Sorteada la crisis de 2001 vino un momento bisagra para la firma. Una empresa nacional, que manejaba el negocio de gases y que además tenía una división de soldadura, decidió que iban a desprenderse de esta partición en todo el país, incluido Córdoba. Y los distribuidores, como los Lapolla, iban a tener que comprar en la casa central de Buenos Aires. 

“Le pedimos al gerente la posibilidad de revender estos productos localmente y nos propuso que tuviéramos la representación, hasta la cartera de clientes, pero la condición era que nos instaláramos en Córdoba y que cambiáramos el nombre”, recuerda Pato. Era 2002.

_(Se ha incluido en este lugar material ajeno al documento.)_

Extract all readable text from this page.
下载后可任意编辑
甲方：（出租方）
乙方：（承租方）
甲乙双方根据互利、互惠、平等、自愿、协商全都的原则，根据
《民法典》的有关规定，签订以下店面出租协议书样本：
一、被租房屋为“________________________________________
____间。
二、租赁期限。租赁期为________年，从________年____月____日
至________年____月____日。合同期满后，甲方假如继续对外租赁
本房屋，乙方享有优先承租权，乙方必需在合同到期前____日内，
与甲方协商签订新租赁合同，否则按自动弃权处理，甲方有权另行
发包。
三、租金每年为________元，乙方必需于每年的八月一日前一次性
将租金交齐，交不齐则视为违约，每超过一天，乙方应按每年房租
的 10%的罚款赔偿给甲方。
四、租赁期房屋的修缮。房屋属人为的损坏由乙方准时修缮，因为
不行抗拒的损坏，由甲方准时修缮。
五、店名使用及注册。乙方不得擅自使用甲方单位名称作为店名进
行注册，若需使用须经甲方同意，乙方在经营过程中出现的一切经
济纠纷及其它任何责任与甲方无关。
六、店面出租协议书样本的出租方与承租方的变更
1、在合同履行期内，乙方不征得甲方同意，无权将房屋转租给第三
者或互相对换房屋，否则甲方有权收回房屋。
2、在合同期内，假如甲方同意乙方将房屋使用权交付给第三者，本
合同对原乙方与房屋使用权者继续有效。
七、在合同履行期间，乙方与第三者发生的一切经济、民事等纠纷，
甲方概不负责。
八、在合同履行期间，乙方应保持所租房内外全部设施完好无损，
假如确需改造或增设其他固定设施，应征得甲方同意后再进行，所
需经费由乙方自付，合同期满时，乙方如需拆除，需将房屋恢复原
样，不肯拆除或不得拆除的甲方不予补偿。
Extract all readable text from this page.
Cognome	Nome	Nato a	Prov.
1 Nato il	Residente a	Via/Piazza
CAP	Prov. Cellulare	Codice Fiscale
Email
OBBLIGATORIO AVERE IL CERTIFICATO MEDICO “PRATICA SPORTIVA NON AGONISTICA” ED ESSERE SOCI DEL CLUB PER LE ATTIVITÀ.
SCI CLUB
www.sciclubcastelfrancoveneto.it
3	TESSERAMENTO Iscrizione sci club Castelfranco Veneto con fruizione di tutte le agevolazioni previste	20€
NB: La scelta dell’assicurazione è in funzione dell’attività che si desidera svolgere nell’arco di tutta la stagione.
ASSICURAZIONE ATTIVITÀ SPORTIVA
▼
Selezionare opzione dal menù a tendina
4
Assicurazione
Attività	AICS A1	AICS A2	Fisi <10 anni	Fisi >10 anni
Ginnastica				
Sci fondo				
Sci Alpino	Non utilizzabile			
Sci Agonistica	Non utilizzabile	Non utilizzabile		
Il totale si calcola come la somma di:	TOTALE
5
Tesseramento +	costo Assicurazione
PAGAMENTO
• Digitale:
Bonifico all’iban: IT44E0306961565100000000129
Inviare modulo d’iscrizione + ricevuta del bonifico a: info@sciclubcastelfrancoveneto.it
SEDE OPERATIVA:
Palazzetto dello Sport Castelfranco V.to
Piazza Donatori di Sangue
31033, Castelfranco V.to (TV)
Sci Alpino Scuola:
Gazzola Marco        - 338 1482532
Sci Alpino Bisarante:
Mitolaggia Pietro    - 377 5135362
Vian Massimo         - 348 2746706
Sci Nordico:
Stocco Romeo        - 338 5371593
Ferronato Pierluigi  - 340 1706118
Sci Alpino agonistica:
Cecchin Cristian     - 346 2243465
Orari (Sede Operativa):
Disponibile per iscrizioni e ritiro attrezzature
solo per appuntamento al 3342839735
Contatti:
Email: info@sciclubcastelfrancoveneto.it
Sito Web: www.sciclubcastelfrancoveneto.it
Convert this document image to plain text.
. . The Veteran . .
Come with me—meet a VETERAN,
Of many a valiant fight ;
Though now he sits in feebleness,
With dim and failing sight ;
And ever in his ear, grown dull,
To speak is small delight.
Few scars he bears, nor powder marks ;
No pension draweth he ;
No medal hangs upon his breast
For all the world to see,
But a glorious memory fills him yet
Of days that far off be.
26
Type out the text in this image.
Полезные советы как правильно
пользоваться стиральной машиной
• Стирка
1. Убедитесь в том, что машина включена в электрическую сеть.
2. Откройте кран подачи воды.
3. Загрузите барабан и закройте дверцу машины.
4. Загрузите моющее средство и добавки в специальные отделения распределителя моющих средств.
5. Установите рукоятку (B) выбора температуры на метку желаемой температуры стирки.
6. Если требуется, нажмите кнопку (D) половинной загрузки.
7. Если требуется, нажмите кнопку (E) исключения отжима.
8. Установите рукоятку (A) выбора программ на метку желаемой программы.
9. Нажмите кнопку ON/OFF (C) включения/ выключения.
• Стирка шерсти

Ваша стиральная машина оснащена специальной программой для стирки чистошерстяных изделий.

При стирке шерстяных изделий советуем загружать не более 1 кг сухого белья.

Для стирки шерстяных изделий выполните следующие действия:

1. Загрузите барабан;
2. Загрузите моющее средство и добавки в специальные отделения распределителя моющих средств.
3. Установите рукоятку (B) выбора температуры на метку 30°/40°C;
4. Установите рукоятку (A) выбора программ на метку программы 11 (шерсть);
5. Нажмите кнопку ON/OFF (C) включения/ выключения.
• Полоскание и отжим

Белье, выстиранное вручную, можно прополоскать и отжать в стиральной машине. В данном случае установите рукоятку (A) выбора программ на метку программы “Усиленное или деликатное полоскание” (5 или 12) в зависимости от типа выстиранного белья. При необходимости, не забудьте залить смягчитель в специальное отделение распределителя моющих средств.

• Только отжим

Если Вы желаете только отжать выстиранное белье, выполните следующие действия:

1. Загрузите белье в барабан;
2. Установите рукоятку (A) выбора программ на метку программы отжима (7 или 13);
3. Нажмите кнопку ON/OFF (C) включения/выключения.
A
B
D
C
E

La familia Lapolla no quería mudarse a Córdoba, pero Miguel (hijo) lo quiso hacer, y allá fue una vez más. Sin cerrar el local de Río Segundo abrió otro en Córdoba, ahora bajo la nueva denominación: Electrodos Córdoba.  Algunos años después también el local de Río Segundo pasó a llamarse como el de la capital cordobesa, realizando una fusión de ambos negocios y manteniendo la planta laboral completa.

El comienzo fue en un local muy pequeño, pero a los pocos meses se mudaron a otro más cómodo y después pudieron hacerse su propio local en 2009, que funciona en Avenida Sabattini 2265.

El negocio de Córdoba fue, desde el inicio, una ferretería con perfil en soldadura, a diferencia del de Río Segundo que exigía variedad para poder crecer.

La nueva sucursal terminó de configurar la empresa familiar. A poco de abrir se sumó Cecilia, una de las tres hermanas de Miguel. Después Florencia, que es contadora, pero que en ese momento estaba estudiando, y finalmente Virginia, que es licenciada en Administración de Empresas con orientación en Marketing. Ahora trabajan todos juntos. 

Con el tiempo crecieron. Actualmente tienen un plantel de 24 personas (algunos con más de dos décadas dentro de la empresa) y cuentan con varios vehículos vendiendo en la calle, abarcando gran parte de la provincia y ofreciendo el servicio de reparto de la mercadería. En Córdoba capital atienden al sector autopartista, al metalmecánico y también a la construcción. Miguel señala que estar en la calle fue una de las claves para crecer. 

Info pregunta, Miguel “Pato” Lapolla responde

¿Qué importancia tiene para ustedes el servicio al cliente?

Nuestra esencia es el servicio. Esto fue lo que nos ayudó a crecer en Córdoba. Tenemos muchos clientes gracias a esto.

Desafíos y logros

Cerrar la sucursal de Oncativo fue un momento duro. Otro de los desafíos fue dejar de llamarlo a mi viejo para preguntarle qué hacer. Y el desafío más grande fue irnos a Córdoba y relacionarnos con grandes empresas.

¿Cómo evolucionó la industria de la ferretería en los últimos años y cómo se adaptaron?

La industria ha crecido. Tenemos una ferretera industrial como complemento de la parte de soldadura. Tan es así que damos capacitaciones para soldadores. Estamos capacitando empresas y dando cursos de soldadores. Llevamos capacitados a más de 250 personas.

¿Tienen políticas enfocadas a la sostenibilidad o cuidado del medio ambiente?

Tenemos en marcha un proyecto para funcionar con energía solar. Estamos en el proceso. Está todo el proyecto listo. 

¿Cómo planean seguir creciendo?

Queremos avanzar con el área técnica, que implica un desafío grande vinculado con la tecnología y la robótica.